Esa es más o menos toda la historia. Suena como una tontería patafísica —esto es, más allá incluso de lo metafísico—, pero, después de todo, no cualquier día se convierte uno en duque. El punto, sin embargo, es que en el curso de la conversación durante el almuerzo, Marías dijo algo que se me quedó en la mente. Estábamos hablando acerca del hecho obvio de que hoy la gente está dispuesta a hacer algo para aparecer en la televisión, incluso si es sólo saludar con la mano a su madre desde atrás de la persona que está siendo entrevistada.
Recientemente en Italia, después de ganarse una breve mención en la prensa, el hermano de una chica que había sido asesinada bárbaramente fue a ver a un agente de talentos para tratar de arreglar una entrevista en la televisión —supuestamente con la intención de explotar su trágica fama—. Hay otros que, si pueden disfrutar de la luz de las candilejas durante algún tiempo, están dispuestos a admitir que son cornudos o estafadores. Y, como saben los psicólogos criminalistas, muchos asesinos en serie están motivados por su deseo de ser desenmascarados y ser famosos.
¿A qué se debe esta locura?, nos preguntamos Marías y yo. Él sugirió que lo que está ocurriendo hoy es el resultado del hecho de que la gente no cree en Dios. En un tiempo, los hombres y mujeres estaban convencidos de que todos y cada uno de sus actos tenían al menos un espectador divino, quien sabía todo acerca de sus acciones (y pensamientos), que podía entenderlos y, de ser necesario, castigarlos. Uno podía ser un proscrito, un bueno para nada, un don nadie ignorado por sus prójimos, una persona que sería olvidada en el momento en que muriera, pero estaba convencido de que, al menos, alguien le prestaba atención.
“Sólo Dios sabe lo que he sufrido”, decía la abuela, enferma y abandonada por sus nietos. “Dios sabe que soy inocente”, era el consuelo para aquellos condenados injustamente. “Dios sabe lo mucho que he hecho por ti”, decían las madres a los hijos ingratos. “Dios sabe lo mucho que te quiero”, gritaban los amantes abandonados. “Sólo Dios sabe por lo que he pasado”, gemía el pobre miserable cuyas desgracias a nadie le importaban. Dios siempre era invocado como el ojo omnisciente al que nada ni nadie podía eludir, cuya mirada otorgaba significado, incluso a la vida más gris y sin sentido.
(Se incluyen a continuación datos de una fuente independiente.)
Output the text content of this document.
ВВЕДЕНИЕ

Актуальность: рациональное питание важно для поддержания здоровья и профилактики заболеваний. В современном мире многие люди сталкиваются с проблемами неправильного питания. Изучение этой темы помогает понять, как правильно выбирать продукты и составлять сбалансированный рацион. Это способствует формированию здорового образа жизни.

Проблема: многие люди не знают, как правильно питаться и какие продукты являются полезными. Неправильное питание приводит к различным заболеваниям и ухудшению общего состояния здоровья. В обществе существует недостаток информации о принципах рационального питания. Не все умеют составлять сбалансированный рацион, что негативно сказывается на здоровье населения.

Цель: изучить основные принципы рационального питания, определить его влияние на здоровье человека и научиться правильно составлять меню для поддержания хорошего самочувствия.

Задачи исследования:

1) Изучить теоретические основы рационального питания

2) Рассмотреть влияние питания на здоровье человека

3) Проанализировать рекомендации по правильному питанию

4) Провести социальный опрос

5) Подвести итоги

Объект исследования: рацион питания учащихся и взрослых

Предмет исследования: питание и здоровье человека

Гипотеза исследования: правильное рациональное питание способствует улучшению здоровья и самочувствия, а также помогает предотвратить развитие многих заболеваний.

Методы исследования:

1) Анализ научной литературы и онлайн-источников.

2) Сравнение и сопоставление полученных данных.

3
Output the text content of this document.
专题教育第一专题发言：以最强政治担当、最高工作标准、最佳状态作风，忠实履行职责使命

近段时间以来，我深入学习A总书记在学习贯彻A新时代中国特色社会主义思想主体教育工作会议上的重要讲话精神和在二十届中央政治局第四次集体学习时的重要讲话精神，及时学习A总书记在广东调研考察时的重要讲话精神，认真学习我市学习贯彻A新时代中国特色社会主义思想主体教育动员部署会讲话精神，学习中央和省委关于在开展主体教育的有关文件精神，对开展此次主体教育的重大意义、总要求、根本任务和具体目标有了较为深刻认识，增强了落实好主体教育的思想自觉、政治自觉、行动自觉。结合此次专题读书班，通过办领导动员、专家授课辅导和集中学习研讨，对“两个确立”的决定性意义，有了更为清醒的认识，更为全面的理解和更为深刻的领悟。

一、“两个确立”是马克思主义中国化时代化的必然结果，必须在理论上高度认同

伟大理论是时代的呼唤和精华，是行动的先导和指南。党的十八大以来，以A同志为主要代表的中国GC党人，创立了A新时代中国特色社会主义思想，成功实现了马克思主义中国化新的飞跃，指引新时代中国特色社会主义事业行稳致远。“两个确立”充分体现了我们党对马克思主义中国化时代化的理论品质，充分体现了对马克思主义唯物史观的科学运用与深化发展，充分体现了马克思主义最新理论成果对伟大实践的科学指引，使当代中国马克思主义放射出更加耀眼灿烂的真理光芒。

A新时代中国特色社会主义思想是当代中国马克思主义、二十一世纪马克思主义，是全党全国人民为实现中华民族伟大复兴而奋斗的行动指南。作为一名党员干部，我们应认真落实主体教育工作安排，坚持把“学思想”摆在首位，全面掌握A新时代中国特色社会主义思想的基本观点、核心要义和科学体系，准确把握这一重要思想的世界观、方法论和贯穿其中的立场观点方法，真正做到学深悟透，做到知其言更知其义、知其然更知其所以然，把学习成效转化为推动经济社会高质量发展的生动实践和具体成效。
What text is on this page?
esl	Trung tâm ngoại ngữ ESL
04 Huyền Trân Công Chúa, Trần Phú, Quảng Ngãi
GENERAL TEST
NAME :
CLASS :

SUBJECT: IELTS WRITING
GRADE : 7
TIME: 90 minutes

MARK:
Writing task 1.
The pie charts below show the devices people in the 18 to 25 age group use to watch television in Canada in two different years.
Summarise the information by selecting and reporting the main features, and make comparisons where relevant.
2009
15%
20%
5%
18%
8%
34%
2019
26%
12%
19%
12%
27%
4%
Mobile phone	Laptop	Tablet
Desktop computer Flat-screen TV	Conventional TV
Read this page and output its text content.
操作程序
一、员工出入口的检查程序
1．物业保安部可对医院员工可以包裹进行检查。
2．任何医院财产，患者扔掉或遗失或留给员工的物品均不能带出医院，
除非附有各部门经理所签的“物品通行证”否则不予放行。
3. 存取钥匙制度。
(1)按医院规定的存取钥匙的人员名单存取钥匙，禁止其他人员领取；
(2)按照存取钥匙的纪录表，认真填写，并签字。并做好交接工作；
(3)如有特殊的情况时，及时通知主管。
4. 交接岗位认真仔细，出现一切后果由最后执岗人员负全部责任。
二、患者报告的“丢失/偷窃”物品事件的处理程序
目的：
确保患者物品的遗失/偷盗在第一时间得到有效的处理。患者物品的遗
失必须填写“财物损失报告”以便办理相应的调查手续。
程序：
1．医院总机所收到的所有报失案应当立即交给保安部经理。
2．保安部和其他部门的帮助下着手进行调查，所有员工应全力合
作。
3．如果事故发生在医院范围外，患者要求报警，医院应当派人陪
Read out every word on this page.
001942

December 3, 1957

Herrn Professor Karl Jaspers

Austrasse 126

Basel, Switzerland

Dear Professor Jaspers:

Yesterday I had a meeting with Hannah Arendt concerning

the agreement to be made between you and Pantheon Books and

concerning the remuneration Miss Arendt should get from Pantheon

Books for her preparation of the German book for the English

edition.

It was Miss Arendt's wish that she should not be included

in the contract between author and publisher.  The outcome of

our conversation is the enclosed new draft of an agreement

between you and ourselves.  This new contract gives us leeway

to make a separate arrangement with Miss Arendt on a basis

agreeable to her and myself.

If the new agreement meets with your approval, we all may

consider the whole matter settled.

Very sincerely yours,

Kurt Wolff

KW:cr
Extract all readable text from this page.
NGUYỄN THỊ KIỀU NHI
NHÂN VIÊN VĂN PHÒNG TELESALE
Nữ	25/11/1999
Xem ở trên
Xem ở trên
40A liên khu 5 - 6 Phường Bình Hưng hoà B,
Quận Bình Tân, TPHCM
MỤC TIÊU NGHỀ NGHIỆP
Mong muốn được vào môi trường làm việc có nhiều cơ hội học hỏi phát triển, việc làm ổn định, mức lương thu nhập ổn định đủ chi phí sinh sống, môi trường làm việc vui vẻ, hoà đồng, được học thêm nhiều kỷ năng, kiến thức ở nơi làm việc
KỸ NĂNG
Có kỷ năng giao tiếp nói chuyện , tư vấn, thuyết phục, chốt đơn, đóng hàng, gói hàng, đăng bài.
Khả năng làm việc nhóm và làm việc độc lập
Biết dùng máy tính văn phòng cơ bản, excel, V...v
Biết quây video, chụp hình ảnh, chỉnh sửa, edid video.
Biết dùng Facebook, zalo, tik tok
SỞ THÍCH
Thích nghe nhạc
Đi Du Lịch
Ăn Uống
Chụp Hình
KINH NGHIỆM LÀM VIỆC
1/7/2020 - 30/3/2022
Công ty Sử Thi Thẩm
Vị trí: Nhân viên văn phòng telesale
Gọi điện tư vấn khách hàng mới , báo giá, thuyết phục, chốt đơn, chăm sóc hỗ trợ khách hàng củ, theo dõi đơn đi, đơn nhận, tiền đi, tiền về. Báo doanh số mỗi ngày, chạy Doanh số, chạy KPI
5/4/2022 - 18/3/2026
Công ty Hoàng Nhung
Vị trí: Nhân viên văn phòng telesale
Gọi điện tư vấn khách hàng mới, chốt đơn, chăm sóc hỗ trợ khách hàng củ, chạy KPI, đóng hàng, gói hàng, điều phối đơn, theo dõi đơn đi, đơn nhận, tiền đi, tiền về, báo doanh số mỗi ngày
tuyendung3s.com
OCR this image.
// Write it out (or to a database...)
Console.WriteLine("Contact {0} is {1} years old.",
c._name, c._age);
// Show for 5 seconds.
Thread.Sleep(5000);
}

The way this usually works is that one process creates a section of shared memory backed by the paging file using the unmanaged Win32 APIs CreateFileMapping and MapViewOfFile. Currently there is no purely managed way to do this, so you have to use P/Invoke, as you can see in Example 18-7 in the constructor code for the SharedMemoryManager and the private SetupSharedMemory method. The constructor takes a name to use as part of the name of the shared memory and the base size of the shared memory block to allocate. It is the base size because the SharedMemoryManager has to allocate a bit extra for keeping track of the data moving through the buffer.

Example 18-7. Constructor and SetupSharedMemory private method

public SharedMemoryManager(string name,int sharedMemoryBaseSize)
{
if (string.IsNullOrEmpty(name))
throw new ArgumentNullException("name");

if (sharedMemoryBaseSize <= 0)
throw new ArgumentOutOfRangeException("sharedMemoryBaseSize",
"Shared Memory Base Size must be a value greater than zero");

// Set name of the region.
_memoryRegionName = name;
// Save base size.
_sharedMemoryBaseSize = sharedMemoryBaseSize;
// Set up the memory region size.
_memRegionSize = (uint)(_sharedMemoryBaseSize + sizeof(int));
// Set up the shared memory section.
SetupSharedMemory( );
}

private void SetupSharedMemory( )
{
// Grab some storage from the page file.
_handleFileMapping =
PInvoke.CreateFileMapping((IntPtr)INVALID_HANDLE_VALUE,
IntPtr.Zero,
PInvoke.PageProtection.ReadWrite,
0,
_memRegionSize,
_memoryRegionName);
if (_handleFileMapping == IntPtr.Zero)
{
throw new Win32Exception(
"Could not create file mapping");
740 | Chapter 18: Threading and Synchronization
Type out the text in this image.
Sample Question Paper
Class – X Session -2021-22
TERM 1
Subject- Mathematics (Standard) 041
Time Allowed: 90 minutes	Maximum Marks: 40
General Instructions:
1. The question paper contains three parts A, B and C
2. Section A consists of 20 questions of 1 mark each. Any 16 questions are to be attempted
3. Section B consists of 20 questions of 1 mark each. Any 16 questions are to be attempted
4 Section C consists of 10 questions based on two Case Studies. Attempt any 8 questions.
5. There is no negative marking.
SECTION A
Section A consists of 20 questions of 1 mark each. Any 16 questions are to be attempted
Hoy en día, si este testigo que todo lo ve ha desaparecido, ¿qué es lo que queda? El ojo de la sociedad, de nuestros pares, aquellos ante quienes debemos mostrarnos para evitar descender al negro hoyo del anonimato, al remolino del olvido —incluso si significa hacer el papel de idiota del pueblo, de quedarse en paños menores y bailar sobre una mesa en la taberna local—. Aparecer en la pantalla se ha convertido en el sucedáneo para la trascendencia, y tomando todo en cuenta, es un gratificante. Nos vemos a nosotros mismos —y somos vistos por otro— en este más allá televisado, donde podemos disfrutar simultáneamente de todas las ventajas de la inmortalidad (aunque de un tipo rápido y pasajero) y tenemos la oportunidad de ser celebrados en la Tierra por nuestro acceso al Empíreo.
El problema es que, en estos casos, la gente confunde el significado doble de la palabra “reconocimiento”. Todos aspiramos a ser reconocidos por nuestros méritos, nuestros sacrificios o cualquiera otra cualidad que podamos tener. Pero, después de haber aparecido en la pantalla, cuando alguien nos ve en la taberna y dice, “Te vi en la televisión anoche”, sólo te “reconoce” en el sentido de que reconoce tu cara —que es algo muy diferente—.